The Dependency Problem Nobody Wants to Fully Reckon With
The uncomfortable subtext of the limit crackdown story is that a lot of developers and teams have built genuine functional dependencies on AI tools that are now repricing.
This is not catastrophic. These tools still deliver value at higher price points than the subsidy era implied. What has changed is the baseline assumption. If you built a workflow assuming a certain level of AI capability at a certain cost, and that cost is now higher or that capability is now rationed, you have to honestly evaluate whether the ROI still holds.
For most developers doing serious work, it probably does hold. The productivity gains from working with capable AI tools survive price increases to a point. The question is where that point is, and whether the industry reaches it before infrastructure catches up enough to bring prices back down.

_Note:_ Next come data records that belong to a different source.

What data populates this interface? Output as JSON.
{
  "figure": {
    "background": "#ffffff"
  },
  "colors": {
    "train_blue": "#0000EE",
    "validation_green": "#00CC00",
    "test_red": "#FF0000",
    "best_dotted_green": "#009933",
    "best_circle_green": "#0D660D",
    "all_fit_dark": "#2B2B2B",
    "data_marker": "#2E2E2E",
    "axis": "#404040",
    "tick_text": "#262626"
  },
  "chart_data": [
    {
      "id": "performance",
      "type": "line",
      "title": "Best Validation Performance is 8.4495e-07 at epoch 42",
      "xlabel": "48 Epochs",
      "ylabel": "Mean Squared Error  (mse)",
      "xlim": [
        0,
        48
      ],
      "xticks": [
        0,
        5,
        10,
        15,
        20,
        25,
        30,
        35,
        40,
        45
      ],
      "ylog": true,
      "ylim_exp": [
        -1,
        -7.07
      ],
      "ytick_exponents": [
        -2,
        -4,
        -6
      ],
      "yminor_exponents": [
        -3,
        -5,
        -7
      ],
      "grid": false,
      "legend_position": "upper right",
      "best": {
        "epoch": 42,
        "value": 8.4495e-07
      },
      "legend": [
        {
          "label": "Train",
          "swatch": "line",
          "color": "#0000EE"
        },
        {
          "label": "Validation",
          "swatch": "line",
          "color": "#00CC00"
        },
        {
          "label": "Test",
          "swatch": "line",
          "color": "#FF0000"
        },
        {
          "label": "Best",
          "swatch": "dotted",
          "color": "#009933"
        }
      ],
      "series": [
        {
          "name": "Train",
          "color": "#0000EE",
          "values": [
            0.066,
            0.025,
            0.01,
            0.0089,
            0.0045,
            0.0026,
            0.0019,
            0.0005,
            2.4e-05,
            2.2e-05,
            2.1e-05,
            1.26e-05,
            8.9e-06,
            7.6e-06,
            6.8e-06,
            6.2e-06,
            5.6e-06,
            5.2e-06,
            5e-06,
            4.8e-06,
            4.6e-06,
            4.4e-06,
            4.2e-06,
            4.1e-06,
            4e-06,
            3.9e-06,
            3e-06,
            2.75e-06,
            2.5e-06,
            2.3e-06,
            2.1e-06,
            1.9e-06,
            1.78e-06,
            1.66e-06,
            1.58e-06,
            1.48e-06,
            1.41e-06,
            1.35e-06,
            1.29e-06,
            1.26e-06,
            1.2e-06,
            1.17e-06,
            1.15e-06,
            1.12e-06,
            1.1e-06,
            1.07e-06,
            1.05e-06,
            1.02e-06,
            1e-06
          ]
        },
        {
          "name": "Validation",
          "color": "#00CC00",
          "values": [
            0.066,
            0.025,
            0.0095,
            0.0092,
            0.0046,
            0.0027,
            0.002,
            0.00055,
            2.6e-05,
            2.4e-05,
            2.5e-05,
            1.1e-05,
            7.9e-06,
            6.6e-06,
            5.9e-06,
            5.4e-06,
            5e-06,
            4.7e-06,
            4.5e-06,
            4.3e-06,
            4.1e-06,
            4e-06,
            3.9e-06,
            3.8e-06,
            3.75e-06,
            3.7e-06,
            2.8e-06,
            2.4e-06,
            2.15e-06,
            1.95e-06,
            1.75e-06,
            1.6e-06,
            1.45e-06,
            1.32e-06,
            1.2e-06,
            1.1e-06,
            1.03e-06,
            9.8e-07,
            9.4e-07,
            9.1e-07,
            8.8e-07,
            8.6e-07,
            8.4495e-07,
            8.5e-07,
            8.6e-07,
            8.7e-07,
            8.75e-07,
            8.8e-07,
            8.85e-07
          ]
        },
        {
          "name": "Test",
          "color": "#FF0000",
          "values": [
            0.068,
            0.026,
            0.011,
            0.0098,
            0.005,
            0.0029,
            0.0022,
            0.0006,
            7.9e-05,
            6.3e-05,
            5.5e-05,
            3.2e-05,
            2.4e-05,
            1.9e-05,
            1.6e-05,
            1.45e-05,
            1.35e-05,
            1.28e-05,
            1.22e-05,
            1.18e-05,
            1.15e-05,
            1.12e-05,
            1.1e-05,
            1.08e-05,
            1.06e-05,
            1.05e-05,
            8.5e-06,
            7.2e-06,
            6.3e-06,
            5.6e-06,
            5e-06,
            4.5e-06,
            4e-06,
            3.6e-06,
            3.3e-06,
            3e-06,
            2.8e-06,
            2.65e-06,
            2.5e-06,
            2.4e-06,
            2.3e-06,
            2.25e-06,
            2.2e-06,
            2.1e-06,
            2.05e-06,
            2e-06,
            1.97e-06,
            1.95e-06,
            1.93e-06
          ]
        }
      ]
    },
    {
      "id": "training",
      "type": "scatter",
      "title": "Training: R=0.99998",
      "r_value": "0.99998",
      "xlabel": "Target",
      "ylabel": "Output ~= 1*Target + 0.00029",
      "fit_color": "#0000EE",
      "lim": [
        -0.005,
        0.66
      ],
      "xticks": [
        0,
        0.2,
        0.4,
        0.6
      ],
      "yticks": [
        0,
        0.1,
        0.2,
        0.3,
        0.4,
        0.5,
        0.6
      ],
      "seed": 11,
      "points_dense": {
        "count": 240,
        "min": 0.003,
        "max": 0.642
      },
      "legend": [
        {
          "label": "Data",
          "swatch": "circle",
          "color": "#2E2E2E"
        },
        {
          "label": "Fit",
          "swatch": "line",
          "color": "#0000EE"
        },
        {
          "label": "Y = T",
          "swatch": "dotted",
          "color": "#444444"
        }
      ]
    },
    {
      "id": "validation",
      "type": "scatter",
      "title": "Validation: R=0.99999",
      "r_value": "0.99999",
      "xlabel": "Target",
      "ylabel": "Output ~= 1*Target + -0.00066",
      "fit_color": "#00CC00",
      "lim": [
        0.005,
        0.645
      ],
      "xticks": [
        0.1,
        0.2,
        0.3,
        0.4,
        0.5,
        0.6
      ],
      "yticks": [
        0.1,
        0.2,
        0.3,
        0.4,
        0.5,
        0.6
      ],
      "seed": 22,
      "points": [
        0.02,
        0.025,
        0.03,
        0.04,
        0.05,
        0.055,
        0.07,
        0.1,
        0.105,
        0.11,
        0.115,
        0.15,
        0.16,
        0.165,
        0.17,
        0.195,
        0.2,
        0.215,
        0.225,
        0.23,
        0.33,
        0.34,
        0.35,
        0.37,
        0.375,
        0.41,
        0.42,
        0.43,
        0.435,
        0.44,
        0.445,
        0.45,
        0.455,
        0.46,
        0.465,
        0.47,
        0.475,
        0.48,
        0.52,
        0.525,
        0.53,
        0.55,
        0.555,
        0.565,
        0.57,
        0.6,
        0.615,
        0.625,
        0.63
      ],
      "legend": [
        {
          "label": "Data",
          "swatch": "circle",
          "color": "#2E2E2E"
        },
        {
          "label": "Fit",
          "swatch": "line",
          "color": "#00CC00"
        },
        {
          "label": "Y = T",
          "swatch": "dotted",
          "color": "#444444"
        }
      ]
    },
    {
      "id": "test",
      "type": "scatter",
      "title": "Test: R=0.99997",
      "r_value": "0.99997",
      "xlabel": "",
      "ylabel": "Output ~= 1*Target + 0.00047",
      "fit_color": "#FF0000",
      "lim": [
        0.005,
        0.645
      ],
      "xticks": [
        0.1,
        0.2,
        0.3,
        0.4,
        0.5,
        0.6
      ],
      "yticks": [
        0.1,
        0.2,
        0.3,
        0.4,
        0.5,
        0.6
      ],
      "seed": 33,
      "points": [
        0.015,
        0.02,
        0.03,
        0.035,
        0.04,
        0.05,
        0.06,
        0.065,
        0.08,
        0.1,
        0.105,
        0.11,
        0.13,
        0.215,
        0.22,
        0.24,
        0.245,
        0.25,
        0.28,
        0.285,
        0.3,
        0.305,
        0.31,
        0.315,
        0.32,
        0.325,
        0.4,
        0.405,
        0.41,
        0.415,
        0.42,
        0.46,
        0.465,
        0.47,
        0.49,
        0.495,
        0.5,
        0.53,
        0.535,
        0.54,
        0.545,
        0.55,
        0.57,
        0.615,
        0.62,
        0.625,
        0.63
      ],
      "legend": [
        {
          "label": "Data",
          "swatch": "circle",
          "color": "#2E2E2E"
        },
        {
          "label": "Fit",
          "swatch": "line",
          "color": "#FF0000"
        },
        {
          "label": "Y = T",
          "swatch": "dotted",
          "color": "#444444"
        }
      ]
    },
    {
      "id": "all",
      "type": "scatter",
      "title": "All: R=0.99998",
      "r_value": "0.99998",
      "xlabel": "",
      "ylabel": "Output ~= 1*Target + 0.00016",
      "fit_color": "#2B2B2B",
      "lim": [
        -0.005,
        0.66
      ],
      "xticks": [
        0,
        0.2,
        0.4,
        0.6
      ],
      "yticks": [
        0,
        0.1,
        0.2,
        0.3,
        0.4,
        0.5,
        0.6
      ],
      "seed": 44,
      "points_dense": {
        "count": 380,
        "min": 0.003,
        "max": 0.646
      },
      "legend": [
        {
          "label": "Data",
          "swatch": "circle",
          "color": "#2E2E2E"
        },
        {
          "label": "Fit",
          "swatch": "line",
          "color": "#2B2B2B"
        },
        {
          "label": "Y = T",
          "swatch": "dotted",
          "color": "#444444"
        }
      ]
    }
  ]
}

There are reasons for optimism on the long horizon. Model efficiency has improved substantially over time. The compute required to run a given level of capability has fallen as models have been optimized. If that trend continues, today’s frontier-level capabilities become cheaper over time even without infrastructure expansion. The GPU supply chain will eventually normalize. Energy constraints will be solved or designed around.
The current period is the painful middle: demand has outrun infrastructure, subsidy-era pricing is ending, and the new equilibrium has not been reached yet. Developers who understand that are positioned to navigate it. Those expecting a return to the open-tap experience of 2024 and early 2025 are likely to be frustrated.
The golden age of unlimited AI might genuinely be over. What replaces it is probably better on a long enough timeline. It is just not free anymore.
Pricing and limit information cited reflects conditions as of April 2026. Specific thresholds change frequently. Verify current terms directly with Anthropic, Google, Moonshot AI, Cursor, and GitHub before making tool or plan decisions.